Keith é um sujeito peculiar. eu tentava entender seus acordes, em parte indecifráveis por contas dos nós nos seus dedos (suas mãos parecem as do Manga), em outra por conta das suas afinações. em "Honky Tonk Woman", ele dedilha preguiçosamente o que seria a corda Lá da sua Tele, mas na afinação dele, ao tocar a corda solta, ressoa um sol maior que, junto com o cowbell (tocando pelo Chuck Leavell. Aliás, sempre sobra para o cara do teclado). Richards faz todas aquelas poses que a gente fazia com a vassoura diante do espelho quando ainda não sabia tocar violão; ele dá uma gavetada, de repente, solta a guitarra á tiracolo e canta gesticulando para a plateia como se estivesse contando uma anedota entre uma baforada e outra.

Porque levar essa marca, essa reputação, essa banda nas costas, com todo a expertise de quem tem quilômetros e mais quilômetros de rodagem em palco, mais do que idolatrá-los, você sente um orgulho danado por eles, porque eles são ao mesmo tempo sobreviventes de uma era do rock, são os sacerdotes de uma arte inefável e tão em desuso hoje em dia e, ao mesmo tempo, são artistas, são músicos, são profissionais do sonho de milhares e milhares de pessoas. A gente só consegue ter essa epifania depois de anos de vida e de ter a chance de tê-los ali tão perto, tão amigos da gente quanto os nossos próprios camaradas de show, derretendo de tanto rir e chorar e cantar e perder a voz na plateia.

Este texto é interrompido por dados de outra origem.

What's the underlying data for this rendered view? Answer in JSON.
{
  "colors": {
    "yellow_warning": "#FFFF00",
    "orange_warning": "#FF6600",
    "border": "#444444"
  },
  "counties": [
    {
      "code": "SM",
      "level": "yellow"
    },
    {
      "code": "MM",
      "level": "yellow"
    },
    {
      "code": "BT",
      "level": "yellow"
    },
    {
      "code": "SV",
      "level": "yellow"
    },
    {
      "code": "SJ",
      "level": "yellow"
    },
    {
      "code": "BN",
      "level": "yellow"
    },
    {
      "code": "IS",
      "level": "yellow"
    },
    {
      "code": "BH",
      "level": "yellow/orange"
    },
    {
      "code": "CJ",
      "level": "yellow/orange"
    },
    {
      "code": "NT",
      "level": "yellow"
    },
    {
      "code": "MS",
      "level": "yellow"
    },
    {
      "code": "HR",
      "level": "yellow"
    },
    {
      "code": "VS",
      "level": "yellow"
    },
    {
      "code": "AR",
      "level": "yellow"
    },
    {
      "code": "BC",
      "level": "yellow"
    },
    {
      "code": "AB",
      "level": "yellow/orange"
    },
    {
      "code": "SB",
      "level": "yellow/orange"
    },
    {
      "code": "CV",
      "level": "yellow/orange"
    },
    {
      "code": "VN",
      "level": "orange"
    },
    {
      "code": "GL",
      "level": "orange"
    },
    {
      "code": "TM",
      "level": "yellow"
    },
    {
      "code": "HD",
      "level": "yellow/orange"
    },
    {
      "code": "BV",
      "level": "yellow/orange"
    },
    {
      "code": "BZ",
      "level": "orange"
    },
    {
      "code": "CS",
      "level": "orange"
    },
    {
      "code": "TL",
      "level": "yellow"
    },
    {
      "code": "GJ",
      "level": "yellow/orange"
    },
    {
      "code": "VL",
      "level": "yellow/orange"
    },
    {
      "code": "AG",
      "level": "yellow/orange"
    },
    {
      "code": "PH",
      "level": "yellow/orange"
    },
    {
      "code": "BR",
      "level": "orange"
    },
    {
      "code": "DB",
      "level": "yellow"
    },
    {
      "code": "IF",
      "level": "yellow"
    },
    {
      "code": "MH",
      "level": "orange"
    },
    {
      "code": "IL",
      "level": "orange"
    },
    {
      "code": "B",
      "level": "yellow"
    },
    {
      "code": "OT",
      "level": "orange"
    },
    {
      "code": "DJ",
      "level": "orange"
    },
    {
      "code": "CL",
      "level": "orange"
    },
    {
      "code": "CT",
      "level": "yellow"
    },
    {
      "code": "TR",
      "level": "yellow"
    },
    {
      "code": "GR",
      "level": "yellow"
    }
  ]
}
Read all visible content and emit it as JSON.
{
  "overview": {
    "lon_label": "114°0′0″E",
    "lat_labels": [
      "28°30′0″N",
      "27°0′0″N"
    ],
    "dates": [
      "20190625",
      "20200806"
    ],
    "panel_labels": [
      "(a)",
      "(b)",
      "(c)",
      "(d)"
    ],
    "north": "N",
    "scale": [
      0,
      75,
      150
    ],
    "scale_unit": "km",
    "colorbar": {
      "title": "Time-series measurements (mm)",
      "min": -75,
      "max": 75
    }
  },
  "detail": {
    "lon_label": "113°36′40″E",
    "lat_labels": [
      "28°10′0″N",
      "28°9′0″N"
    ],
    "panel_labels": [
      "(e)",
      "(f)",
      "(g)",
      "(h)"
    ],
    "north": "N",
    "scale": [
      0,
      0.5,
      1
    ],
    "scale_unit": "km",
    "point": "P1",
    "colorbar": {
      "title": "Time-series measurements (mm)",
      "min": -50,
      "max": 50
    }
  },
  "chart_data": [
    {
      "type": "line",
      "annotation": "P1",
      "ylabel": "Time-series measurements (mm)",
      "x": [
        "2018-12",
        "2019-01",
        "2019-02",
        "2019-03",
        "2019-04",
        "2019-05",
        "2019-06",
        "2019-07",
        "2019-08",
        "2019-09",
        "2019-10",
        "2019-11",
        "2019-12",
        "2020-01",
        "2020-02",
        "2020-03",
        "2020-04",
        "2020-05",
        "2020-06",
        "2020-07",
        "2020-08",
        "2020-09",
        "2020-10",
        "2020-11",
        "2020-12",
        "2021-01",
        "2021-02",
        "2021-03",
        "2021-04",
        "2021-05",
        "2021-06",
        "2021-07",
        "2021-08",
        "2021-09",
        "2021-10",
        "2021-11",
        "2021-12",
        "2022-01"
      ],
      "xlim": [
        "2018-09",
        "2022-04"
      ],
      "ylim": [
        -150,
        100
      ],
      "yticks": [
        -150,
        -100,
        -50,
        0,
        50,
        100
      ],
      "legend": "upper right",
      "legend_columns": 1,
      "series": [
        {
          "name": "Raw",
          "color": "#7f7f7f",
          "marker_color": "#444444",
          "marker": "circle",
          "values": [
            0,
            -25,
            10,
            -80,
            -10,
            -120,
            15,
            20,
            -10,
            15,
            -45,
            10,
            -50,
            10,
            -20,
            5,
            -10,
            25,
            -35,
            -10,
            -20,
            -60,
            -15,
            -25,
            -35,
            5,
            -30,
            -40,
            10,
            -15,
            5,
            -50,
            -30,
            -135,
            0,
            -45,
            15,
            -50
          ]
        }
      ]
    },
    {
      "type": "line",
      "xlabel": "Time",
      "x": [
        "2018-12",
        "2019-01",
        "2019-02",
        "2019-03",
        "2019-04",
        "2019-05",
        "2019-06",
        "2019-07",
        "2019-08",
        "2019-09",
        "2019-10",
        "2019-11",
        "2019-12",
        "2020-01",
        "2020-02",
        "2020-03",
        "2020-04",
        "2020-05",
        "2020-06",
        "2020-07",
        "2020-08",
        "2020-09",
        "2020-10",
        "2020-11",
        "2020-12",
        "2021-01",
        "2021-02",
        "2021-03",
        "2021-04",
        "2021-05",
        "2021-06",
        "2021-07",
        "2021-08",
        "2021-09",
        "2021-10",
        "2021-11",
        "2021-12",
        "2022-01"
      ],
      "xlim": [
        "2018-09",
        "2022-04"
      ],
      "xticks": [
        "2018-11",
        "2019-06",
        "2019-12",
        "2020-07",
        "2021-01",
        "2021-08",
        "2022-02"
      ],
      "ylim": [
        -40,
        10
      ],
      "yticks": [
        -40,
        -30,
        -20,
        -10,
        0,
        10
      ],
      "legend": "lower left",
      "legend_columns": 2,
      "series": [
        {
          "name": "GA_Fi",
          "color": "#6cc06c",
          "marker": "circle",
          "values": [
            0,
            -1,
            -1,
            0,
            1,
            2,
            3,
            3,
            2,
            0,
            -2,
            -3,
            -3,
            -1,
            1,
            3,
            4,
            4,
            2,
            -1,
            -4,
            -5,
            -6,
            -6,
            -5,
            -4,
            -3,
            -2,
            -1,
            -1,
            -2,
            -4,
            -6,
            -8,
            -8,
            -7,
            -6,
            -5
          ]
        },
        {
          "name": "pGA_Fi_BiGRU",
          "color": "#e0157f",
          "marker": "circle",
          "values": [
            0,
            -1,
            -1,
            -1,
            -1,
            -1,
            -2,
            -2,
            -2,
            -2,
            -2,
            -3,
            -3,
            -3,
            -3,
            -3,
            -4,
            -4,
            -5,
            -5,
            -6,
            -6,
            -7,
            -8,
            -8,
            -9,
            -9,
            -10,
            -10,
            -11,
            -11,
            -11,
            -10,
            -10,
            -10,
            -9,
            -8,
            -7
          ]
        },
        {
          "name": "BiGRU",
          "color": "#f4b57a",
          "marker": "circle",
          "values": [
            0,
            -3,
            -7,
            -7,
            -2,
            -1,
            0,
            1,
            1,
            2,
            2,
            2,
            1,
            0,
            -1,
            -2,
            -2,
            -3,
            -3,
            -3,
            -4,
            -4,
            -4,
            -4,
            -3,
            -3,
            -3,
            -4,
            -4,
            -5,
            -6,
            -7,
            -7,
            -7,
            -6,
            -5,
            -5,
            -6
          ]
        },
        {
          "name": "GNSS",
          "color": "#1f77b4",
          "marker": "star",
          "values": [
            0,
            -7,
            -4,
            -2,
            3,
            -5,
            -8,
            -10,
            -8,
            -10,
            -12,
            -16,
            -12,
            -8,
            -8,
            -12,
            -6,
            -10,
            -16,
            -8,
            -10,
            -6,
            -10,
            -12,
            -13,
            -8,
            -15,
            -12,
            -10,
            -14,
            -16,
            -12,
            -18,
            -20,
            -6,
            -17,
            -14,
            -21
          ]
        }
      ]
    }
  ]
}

A primeira surpresa foi emendar Let's Spend the Night Together com Ruby Tuesday, de volta ao pré-psicodelismo dos Stones. Depois, para quem esperava um show meramente burocrático, cada música era um motivo para um impromptu total. Eles tocaram 20 minutos de Midnight Rambler de forma alucinante. Parecia que não tinha fim: quando parece que ia acabar (a música é quase uma suite) eles puseram mais energia e mais velocidade, o Charlie se recuperou de ter saído de freio do mão puxado no Let's Spend the Night Together, que ficou meio enrolada. Mas Ruby Tuesday a gente comemorou como se fosse um gol da classificação nos descontos, e de bola parada debaixo de chuva (a chuva era real). A partir dali, e Miss You, também, pura improvisação na música. E Sympathy for The Devil? Baixou o capiroto ali, ainda mais que o Beira-Rio, com as reformas, virou uma enorme encruzilhada, aquelas imagens do cão foram perfeitas para fazer um vodu em pleno show, o Mick Jagger aparece todo de vermelho, fantasiado de cardeal do fim do mundo? Todo mundo em transe WOOOOOOOOO WOOOOOOOOOO.

Se Mick e Keith têm uma relação discreta entre si, depois de tantos anos, hoje eles passaram da obrigação de aguentarem-se um ao outro. Os dois já atingiram a perfeição do mito. São os falsos deuses, castor e Pólux do rock.

Creio que assisti e ouvi a tudo que pude a respeito dos Rolling Stones ao vivo. Porém, posso dizer que nada se compara a ter a oportunidade única de vê-los ao vivo. Acho que uma pessoa que já esteve num show da banda pertence a um seleto clube de bem-aventurados...

Na verdade, tudo o que você conhece sobre os Stones não é nada antes de tê-los diante de si, rodeado de uma multidão ululante e sedenta por rock. é mais do que uma experiência religiosa. Agora eu sei como a minha avó se sentiu quando viu o Papa. Você ainda não viu nada.

Mais do que isso: toda a ciência que você tem sobre eles muda a partir de então. É a transfiguração do Monte Tabor. Você volta para casa como o Moisés do Cecil B. de Mille descendo o Sinai com as Tábuas. Você é outra pessoa. Você está pronto. Seu olhar ficou diferente. Você não vai ouvir mais os Stones da mesma forma.